Chiudo gli occhi mentre ci abbracciamo, sperando ancora una volta di poterle parlare di Benjamin e che mi possa dare qualche consiglio che mi faccia smettere di soffrire così tanto. La stringo un po’ più forte, prima di lasciarla.
“Sono contenta tu sia qui, mamma.”
“Mimi dice che posso rimanere a dormire.” La gioia le illumina gli occhi mentre saltella sulle punte.
“Siediti qui con me.” La porto a sedere sul davanzale della finestra. Mentre siamo sedute mi guarda a lungo, la fronte aggrottata.
“Che succede, mamma?”
“Mimi dice che sei triste.”
Sorrido e scuoto la testa, maledicendo Naomi. “Sto bene, mamma.”

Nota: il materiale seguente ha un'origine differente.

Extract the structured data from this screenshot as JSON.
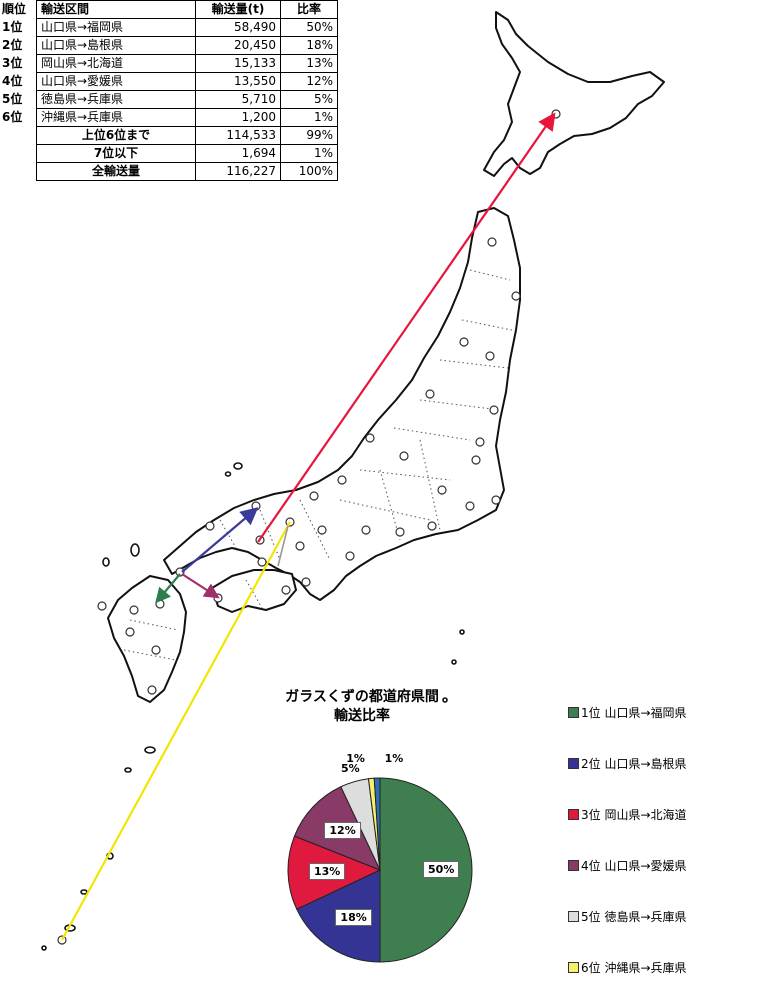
{
  "table": {
    "headers": {
      "rank": "順位",
      "route": "輸送区間",
      "volume": "輸送量(t)",
      "ratio": "比率"
    },
    "rows": [
      {
        "rank": "1位",
        "route": "山口県→福岡県",
        "volume": "58,490",
        "ratio": "50%"
      },
      {
        "rank": "2位",
        "route": "山口県→島根県",
        "volume": "20,450",
        "ratio": "18%"
      },
      {
        "rank": "3位",
        "route": "岡山県→北海道",
        "volume": "15,133",
        "ratio": "13%"
      },
      {
        "rank": "4位",
        "route": "山口県→愛媛県",
        "volume": "13,550",
        "ratio": "12%"
      },
      {
        "rank": "5位",
        "route": "徳島県→兵庫県",
        "volume": "5,710",
        "ratio": "5%"
      },
      {
        "rank": "6位",
        "route": "沖縄県→兵庫県",
        "volume": "1,200",
        "ratio": "1%"
      }
    ],
    "summary": [
      {
        "label": "上位6位まで",
        "volume": "114,533",
        "ratio": "99%"
      },
      {
        "label": "7位以下",
        "volume": "1,694",
        "ratio": "1%"
      },
      {
        "label": "全輸送量",
        "volume": "116,227",
        "ratio": "100%"
      }
    ]
  },
  "map": {
    "routes": [
      {
        "name": "山口県→福岡県",
        "color": "#2e7d4f"
      },
      {
        "name": "山口県→島根県",
        "color": "#3b3b9a"
      },
      {
        "name": "岡山県→北海道",
        "color": "#e8143c"
      },
      {
        "name": "山口県→愛媛県",
        "color": "#a0306a"
      },
      {
        "name": "徳島県→兵庫県",
        "color": "#9a9a9a"
      },
      {
        "name": "沖縄県→兵庫県",
        "color": "#f2e600"
      }
    ]
  },
  "chart_data": {
    "type": "pie",
    "title_line1": "ガラスくずの都道府県間",
    "title_line2": "輸送比率",
    "slices": [
      {
        "label": "1位 山口県→福岡県",
        "value": 50,
        "display": "50%",
        "color": "#3f7f4f"
      },
      {
        "label": "2位 山口県→島根県",
        "value": 18,
        "display": "18%",
        "color": "#343494"
      },
      {
        "label": "3位 岡山県→北海道",
        "value": 13,
        "display": "13%",
        "color": "#e0193f"
      },
      {
        "label": "4位 山口県→愛媛県",
        "value": 12,
        "display": "12%",
        "color": "#8a3a66"
      },
      {
        "label": "5位 徳島県→兵庫県",
        "value": 5,
        "display": "5%",
        "color": "#dddddd"
      },
      {
        "label": "6位 沖縄県→兵庫県",
        "value": 1,
        "display": "1%",
        "color": "#f5ee6e"
      },
      {
        "label": "",
        "value": 1,
        "display": "1%",
        "color": "#2f6fb0"
      }
    ],
    "legend_placement": "right"
  }
}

Ora è lei a scuotere la testa. “No, Mimi lo ha detto.” Alza un dito e mi sfiora sotto l’occhio, in un gesto sorprendentemente gentile. “Sei triste proprio qui, si vede.”
Mi si ferma il cuore e quegli stupidi infedeli dei miei occhi si inumidiscono. Posso solo annuire. Non penso di riuscire a parlare senza scoppiare a piangere.
“Mimi dice che il principe Benjamin non verrà più. Mimi dice che non sarà più il nostro principe.”
Lascio andare le lacrime e respiro a fondo. Eppure, la voce mi trema lo stesso. “No, non verrà più qui, mamma, ma sarà sempre il tuo principe.”
“Ma non il tuo?”
“No, mamma, non il mio.” Non riesco a fermare il singhiozzo che mi sfugge dalla gola. Mi prende le guance tra le mani, muovendo le dita su e giù. “Ci vuole sempre bene?” domanda, con un’espressione preoccupata dipinta in volto. “Sì che ce ne vuole. Non ti preoccupare, Charlie, ti vuole bene anche lui. Va tutto bene.”
Mi tira verso di sé, tra le sue braccia, tenendomi stretta e cullandomi, accarezzandomi la schiena, emettendo piccoli mormorii… quasi come una mamma qualsiasi. E lo accetto, prendo il suo conforto e la cieca fiducia che tutto andrà bene.
Per la prima volta nella mia vita, è lei che si prende cura di me, addirittura mettendomi a letto e infilandosi sotto le coperte al mio fianco così che possa abbracciarmi tutta la notte.

Come dicevo, sono bugie parallele quelle di Ben e Charlie ma profondamente diverse nelle implicazioni: aspre, terribilmente atroci quella di lui, volte a mascherare la violenza con la durezza dello sport, protettive e dolci quella di lei, la cui unica sofferenza è data dalla paura che la persona che più ama possa essere derisa e soffrire; eppure, al tempo stesso, intersecate, perché lo svelamento di una implica la conoscenza di un lato dell’altro di cui non si aveva idea e spingono a mettere in questione il mondo per come lo si è sempre visto, a credere che qualcosa di buono dal dolore possa esser tirato fuori. A pensare che far affidamento su qualcuno non significa dipendere da lui, ma potersi permettere attimi di respiro, una tregua che tutto il resto concede. Una storia d’amore, e tanto di più, proprio come piace a me.